I joke about being lazy even though I walk about 6 blocks to and from work every day, frequently take the stairs, and have been known to go on five-hour shopping excursions without so much as blinking an eye. The truth is, my physical fitness is only marginally connected to my mental or spiritual fitness. I only wish I had the kind of discipline fitness requires so I could apply it to the rest of my life. Disciplined people are never late, their homes are always clean and they are typically at the top of their game professionally. Granted, some of them are consumed by work and they tend to post excessively about their Zumba, Cross Fit or Boot Camp classes on Facebook, but they do know how to set a goal, commit to it, and get things done. It’s the quality I most admire about people like Kang and my favorite love guru, Matthew Hussey. It’s why I continue to check his blog for dating advice even if I can’t bring myself to follow through on some of it. His method of meeting men requires a resolute plan of action and it’s a lot easier to bitch about the failures of online dating than confront the reasons for my own lack of effort. Thankfully he’s coming to Philadelphia on February 16th, so even if I have another lonely Valentine’s Day, I will at least have something to keep me motivated on my quest.

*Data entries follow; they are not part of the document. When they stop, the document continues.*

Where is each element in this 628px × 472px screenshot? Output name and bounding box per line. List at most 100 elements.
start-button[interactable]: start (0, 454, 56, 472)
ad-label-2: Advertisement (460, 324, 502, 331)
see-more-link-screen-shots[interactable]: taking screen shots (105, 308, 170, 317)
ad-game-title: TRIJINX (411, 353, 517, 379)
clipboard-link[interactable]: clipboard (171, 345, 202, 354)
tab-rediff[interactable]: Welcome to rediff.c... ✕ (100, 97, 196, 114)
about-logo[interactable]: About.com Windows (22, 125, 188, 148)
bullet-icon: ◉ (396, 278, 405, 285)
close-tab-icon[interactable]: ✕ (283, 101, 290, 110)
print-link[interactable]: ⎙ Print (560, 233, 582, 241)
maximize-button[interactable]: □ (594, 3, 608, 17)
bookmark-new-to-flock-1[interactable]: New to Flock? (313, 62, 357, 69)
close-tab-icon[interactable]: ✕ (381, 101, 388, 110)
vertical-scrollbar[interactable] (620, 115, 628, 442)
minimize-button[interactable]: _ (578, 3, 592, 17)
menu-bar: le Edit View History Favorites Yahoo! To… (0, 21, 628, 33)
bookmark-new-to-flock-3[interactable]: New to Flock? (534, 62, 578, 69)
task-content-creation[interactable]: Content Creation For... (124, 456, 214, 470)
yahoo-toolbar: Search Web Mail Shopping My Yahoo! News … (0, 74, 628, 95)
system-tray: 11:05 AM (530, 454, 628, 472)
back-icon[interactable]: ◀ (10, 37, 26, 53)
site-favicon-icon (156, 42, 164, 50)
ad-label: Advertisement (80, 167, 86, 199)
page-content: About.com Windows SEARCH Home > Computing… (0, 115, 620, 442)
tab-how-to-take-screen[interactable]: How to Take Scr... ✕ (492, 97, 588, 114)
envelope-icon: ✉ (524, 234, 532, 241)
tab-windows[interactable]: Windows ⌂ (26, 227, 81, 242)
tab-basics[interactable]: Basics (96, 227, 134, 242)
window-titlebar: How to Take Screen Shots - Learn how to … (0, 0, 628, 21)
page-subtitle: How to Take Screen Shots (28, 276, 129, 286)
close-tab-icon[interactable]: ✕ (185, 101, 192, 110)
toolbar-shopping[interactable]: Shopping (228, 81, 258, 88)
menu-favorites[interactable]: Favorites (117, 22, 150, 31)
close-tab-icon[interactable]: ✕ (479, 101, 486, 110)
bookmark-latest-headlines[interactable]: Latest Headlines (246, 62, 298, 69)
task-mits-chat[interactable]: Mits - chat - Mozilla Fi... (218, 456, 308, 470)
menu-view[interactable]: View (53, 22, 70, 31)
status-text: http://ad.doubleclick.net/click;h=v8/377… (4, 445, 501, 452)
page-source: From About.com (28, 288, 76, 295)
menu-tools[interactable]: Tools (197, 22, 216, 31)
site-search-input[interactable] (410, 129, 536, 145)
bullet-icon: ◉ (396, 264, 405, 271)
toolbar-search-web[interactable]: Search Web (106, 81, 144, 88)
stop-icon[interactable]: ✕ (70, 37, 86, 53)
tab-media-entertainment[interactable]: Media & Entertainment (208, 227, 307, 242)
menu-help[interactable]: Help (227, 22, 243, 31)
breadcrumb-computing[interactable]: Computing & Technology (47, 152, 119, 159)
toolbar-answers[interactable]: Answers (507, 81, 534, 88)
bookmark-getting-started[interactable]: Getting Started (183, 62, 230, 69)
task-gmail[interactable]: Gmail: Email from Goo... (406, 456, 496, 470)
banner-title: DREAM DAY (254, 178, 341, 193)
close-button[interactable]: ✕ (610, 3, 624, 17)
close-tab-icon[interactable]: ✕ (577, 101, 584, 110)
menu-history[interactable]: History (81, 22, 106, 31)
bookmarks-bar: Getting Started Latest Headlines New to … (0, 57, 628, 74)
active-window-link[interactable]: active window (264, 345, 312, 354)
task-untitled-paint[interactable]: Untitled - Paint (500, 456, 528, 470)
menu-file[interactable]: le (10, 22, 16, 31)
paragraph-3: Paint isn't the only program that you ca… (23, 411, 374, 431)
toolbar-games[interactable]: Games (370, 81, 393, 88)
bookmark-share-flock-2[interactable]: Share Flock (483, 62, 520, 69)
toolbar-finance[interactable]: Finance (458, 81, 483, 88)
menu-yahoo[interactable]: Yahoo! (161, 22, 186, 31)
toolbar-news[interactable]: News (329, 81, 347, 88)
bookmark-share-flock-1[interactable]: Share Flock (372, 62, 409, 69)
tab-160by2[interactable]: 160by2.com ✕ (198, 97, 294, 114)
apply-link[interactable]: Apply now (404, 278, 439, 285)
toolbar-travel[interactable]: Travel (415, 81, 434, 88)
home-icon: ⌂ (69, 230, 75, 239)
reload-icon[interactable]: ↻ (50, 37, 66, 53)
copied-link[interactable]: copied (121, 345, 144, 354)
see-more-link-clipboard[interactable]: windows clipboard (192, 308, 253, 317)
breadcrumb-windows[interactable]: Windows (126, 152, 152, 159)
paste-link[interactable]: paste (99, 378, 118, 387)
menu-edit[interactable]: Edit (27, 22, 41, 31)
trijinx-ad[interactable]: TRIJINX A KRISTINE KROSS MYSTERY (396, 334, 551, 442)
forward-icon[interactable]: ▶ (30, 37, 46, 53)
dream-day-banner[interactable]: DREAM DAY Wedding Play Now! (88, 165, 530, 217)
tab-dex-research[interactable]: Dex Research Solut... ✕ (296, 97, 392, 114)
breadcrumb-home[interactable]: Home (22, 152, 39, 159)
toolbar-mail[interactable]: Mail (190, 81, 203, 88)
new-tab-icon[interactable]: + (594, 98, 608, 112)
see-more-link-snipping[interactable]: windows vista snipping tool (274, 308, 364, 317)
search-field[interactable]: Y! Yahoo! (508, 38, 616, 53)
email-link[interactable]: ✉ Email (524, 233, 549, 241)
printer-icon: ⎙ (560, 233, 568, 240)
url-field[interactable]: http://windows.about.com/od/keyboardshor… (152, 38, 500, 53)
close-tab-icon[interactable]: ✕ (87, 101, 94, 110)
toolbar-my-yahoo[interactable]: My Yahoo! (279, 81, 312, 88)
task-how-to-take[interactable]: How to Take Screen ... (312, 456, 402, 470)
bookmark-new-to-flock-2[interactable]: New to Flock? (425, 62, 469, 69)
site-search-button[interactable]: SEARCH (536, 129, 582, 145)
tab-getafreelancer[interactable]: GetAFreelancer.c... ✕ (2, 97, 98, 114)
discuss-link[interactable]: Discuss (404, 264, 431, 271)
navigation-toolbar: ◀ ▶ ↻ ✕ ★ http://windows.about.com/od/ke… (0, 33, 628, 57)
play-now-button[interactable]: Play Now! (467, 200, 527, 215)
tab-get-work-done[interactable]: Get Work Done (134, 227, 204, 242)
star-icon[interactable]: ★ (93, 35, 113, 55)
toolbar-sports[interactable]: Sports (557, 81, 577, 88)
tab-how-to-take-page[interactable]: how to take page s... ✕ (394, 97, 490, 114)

Excuses, excuses. No matter how legitimate they may be, they are probably holding you back. If you are waiting until you lose more weight, have more time, feel less hopeless or afraid before seeking the love life you want, I implore you to reconsider. When I decided not to apply for tenure at my previous position one of my friends told me he wished he had an equally legitimate excuse to quit his job. I told him to stop waiting for the perfect time because it would most likely never come. My words must have inspired him because he sold his house, quit his job and moved in with his girlfriend who lived clear across the country. He is now an engaged graduate student studying green energy solutions and I don’t think he’s ever been happier. I truly believe when you are on the right path and you act with determination, no matter how unlikely your objective, your faith will provide you with solutions.
No more excuses, people. The time is now.